Sean, could you review the test cases in too?

New features (or bug fixes) introduced in this patch really should only be
executed when x86_64 f128 type is configured to stay in SSE registers.
We don't turn on that configuration in this partial patch, so all unit
tests in D11438 won't apply. Is there some new test we can add to test
other types for this patch?

After my initial submit of D11438 in Jul 22 2015, I have received virtually
no comment on those unit tests yet. I do feel the risk of test coverage for
both new x86_64 f128 config and existing configurations.

I explained before in patch D11438 comments that a partial change of x86_64
f128 is worse than no change at all, as we would rather have a working
non-gcc compatible x86_64 long double type than a buggy type or crashing
compiler. So a partial commit like this has only benefit to verify partial
regression to non x86_64 f128 types, which has lower possibility and I have
no trouble to revert them all at once.

The main battle will be for Android platform to verify the correctness of
x86_64 f128 type after the configuration is submitted in the follow up

chh marked an inline comment as done.Dec 3 2015, 10:45 AM
chh added inline comments.
8776 ↗(On Diff #41693)

Fine. Please see the new split out function CanCombineFCOPYSIGN_EXTEND_ROUND.

400 ↗(On Diff #41693)

Right, but the new assertion will be different from the old assertion at line 403 when it happens. As we are so carefully to avoid change of behavior to non x86_64 f128 type, I would avoid the change to assertion too.

chh updated this revision to Diff 41777.Dec 3 2015, 10:46 AM
davidxl accepted this revision.Dec 3 2015, 11:03 AM
davidxl edited edge metadata.

f128 related changes are pretty isolated at this point, so I will lgtm and the further changes can iterated later.
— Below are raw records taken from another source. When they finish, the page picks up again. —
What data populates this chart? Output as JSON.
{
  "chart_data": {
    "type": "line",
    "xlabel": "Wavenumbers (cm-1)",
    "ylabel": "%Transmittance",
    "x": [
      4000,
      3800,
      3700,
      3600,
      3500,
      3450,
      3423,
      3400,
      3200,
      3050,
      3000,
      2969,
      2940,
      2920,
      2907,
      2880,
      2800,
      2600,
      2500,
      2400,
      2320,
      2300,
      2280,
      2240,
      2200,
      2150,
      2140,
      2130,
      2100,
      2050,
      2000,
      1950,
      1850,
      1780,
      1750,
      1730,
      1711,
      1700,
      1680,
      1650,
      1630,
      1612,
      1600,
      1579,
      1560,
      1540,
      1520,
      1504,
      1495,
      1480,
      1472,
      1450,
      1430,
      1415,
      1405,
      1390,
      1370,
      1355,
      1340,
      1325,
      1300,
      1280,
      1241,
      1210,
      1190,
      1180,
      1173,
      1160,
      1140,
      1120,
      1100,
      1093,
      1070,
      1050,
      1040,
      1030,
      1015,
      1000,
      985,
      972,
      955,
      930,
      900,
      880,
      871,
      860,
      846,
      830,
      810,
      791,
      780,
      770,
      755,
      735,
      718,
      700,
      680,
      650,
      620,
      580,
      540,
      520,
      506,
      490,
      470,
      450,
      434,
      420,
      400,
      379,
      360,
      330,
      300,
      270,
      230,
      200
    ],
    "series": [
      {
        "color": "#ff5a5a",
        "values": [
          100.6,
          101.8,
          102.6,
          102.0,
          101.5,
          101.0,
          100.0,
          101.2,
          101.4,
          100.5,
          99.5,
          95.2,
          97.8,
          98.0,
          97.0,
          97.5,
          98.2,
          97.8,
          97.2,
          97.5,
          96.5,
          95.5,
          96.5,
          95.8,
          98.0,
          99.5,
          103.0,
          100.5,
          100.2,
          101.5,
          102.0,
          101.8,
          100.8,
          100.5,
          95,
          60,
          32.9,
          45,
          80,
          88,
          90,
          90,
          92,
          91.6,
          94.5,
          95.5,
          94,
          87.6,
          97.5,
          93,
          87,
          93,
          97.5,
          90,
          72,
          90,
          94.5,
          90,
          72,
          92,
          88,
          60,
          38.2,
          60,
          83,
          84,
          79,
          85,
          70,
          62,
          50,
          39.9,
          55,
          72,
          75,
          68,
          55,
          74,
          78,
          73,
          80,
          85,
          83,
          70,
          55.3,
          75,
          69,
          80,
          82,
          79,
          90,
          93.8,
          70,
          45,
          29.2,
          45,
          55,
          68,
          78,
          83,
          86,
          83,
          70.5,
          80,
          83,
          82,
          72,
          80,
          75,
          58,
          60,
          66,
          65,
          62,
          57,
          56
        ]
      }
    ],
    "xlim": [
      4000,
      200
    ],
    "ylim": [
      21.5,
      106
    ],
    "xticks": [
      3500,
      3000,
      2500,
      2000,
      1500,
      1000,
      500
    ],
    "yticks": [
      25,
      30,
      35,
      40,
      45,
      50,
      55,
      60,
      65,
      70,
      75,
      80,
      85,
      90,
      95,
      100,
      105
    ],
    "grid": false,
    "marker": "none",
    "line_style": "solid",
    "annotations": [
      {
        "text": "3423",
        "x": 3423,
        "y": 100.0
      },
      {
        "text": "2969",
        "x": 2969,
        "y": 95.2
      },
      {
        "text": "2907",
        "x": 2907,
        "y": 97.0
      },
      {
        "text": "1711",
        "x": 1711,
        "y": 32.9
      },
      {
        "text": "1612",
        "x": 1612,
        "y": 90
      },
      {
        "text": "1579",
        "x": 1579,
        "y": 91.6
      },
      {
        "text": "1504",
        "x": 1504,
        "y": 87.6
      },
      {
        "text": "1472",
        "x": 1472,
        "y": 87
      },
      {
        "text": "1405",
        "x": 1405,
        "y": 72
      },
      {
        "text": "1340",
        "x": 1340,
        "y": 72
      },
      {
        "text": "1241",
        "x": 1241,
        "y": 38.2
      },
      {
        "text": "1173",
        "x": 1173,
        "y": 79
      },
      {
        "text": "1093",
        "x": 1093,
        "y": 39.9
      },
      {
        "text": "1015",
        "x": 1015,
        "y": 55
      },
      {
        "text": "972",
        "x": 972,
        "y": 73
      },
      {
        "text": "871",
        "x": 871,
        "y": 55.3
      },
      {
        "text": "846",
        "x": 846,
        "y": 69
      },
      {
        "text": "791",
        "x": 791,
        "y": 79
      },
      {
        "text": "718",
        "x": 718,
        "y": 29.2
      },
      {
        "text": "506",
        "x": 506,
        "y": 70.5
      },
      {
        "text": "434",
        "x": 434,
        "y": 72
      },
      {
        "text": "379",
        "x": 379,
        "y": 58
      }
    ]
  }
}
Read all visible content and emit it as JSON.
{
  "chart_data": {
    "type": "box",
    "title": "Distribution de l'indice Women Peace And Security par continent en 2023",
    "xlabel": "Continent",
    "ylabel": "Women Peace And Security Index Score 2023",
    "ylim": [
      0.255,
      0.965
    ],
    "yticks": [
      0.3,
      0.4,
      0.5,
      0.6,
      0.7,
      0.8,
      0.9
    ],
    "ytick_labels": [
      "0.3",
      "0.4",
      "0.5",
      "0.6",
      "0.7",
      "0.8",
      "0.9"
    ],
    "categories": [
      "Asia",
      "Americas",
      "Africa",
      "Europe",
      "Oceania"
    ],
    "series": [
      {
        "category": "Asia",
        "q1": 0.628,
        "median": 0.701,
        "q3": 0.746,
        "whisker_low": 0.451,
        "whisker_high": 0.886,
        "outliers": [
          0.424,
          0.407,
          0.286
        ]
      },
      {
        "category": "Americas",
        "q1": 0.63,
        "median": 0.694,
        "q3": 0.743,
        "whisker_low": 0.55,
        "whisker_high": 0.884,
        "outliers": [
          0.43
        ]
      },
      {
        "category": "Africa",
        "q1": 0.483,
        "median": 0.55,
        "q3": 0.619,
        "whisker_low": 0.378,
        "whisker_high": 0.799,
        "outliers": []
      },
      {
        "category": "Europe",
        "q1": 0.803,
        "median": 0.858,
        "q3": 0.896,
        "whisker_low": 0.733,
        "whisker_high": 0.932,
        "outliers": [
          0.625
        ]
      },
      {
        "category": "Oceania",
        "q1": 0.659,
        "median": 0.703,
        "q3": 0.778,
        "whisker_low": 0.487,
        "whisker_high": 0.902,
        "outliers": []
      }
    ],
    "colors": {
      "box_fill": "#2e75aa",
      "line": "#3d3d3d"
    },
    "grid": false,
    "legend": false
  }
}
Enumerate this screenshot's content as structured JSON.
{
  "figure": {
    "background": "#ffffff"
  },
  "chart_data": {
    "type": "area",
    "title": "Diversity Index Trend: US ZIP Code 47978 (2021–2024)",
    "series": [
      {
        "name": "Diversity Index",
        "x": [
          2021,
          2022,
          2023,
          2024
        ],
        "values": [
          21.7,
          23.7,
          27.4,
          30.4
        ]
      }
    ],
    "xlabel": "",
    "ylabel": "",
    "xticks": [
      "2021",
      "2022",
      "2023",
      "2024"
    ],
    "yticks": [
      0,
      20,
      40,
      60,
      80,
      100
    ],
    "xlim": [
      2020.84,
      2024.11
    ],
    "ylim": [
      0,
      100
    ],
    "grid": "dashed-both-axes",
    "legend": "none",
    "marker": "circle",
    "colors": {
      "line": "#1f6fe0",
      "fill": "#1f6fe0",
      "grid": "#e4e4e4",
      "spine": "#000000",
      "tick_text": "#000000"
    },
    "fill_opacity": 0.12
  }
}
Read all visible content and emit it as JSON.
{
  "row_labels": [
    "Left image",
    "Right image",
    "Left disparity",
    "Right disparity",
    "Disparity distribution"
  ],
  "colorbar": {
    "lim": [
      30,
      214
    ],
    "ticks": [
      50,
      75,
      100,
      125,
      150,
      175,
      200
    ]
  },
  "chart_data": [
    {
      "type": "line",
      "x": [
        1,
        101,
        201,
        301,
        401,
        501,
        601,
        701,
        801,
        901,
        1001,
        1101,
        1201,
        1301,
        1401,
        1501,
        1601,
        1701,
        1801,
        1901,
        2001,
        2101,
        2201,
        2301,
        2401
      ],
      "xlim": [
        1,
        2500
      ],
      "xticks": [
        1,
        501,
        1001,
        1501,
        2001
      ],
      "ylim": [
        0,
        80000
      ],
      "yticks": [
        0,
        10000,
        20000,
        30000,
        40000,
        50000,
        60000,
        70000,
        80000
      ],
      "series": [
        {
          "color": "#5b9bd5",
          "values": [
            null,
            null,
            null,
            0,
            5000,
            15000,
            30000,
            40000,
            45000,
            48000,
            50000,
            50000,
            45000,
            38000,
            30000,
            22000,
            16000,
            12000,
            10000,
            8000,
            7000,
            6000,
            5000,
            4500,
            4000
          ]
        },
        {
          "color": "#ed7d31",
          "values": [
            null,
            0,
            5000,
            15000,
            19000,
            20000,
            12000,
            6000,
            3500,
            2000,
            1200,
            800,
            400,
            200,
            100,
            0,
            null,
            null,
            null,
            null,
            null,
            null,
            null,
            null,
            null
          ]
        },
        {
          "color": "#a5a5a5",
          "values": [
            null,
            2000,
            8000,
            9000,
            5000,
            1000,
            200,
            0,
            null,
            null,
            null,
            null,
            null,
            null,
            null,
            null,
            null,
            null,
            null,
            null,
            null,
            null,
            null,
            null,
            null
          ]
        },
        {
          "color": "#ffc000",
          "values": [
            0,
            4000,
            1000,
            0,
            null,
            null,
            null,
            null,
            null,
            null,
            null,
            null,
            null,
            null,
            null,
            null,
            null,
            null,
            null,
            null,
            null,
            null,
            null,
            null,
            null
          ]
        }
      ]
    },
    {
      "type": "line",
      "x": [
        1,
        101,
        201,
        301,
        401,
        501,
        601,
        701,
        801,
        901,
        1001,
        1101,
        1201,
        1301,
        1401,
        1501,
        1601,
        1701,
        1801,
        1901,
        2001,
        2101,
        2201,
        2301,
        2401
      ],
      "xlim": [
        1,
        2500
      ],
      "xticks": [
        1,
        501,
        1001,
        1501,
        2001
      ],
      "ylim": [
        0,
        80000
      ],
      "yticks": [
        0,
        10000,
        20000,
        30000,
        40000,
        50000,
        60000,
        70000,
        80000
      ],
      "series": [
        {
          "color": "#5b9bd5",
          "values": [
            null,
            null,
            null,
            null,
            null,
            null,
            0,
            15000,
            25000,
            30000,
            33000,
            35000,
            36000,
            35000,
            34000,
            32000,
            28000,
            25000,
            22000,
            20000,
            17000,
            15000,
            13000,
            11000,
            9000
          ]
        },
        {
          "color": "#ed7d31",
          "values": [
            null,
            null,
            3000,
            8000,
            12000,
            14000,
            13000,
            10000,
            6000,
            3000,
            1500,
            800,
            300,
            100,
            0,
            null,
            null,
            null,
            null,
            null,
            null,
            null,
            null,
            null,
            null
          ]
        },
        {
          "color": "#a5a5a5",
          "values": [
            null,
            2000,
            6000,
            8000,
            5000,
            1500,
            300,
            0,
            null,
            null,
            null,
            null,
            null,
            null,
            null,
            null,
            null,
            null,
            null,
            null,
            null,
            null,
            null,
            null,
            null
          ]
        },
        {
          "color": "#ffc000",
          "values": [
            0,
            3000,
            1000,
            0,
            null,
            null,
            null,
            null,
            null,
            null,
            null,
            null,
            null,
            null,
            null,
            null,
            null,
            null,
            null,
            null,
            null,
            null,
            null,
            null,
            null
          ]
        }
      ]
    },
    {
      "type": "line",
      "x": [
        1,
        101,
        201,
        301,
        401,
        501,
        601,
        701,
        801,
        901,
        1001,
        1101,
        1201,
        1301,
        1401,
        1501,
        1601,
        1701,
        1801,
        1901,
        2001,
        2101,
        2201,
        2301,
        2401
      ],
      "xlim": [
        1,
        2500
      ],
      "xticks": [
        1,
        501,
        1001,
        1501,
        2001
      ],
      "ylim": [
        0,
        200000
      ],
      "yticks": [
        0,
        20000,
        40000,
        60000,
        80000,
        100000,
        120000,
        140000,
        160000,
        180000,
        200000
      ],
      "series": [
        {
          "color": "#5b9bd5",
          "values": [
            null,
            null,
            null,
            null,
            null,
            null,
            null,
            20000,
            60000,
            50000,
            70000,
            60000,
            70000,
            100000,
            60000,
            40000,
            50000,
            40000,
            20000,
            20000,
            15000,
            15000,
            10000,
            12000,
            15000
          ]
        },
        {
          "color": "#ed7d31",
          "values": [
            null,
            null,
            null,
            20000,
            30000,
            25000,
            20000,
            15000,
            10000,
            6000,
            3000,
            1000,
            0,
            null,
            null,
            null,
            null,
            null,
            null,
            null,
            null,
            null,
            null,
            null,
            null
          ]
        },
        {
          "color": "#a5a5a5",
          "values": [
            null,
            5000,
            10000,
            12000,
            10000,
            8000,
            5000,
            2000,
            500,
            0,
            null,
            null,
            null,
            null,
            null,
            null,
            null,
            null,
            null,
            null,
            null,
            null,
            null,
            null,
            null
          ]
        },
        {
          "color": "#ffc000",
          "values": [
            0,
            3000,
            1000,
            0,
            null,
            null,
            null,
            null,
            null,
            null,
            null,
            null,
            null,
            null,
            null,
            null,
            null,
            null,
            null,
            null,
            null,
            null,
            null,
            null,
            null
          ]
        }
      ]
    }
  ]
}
This revision is now accepted and ready to land.Dec 3 2015, 11:03 AM
chh added a comment.Dec 3 2015, 1:49 PM

David, thanks a lot for the review. This patch won't be this clean without your suggestions.
I'm going to submit this and watch for any regression.

This revision was automatically updated to reflect the committed changes.
spatel added a subscriber: spatel.Jan 8 2016, 11:59 AM
spatel added inline comments.

Why is an x86-specific limitation being handled in DAGCombiner? Maybe no target supports f128, so it doesn't matter, but this seems wrong.

chh added inline comments.Jan 8 2016, 3:23 PM

I thought this optimization won't work for f128 given that current
llvm targets I know do not keep f128 in one register and have not defined
required instruction selection patterns. Instead of keeping this
optimization here for all targets and disable it in a target specific
way, it seems simpler to disable it here for f128 and enable such optimization
for any target later.

That being said, I didn't check all ad-hoc llvm floating point optimizations.
If my assumption is wrong or if there is a simpler way to handle this,
please feel free to suggest any different implementation.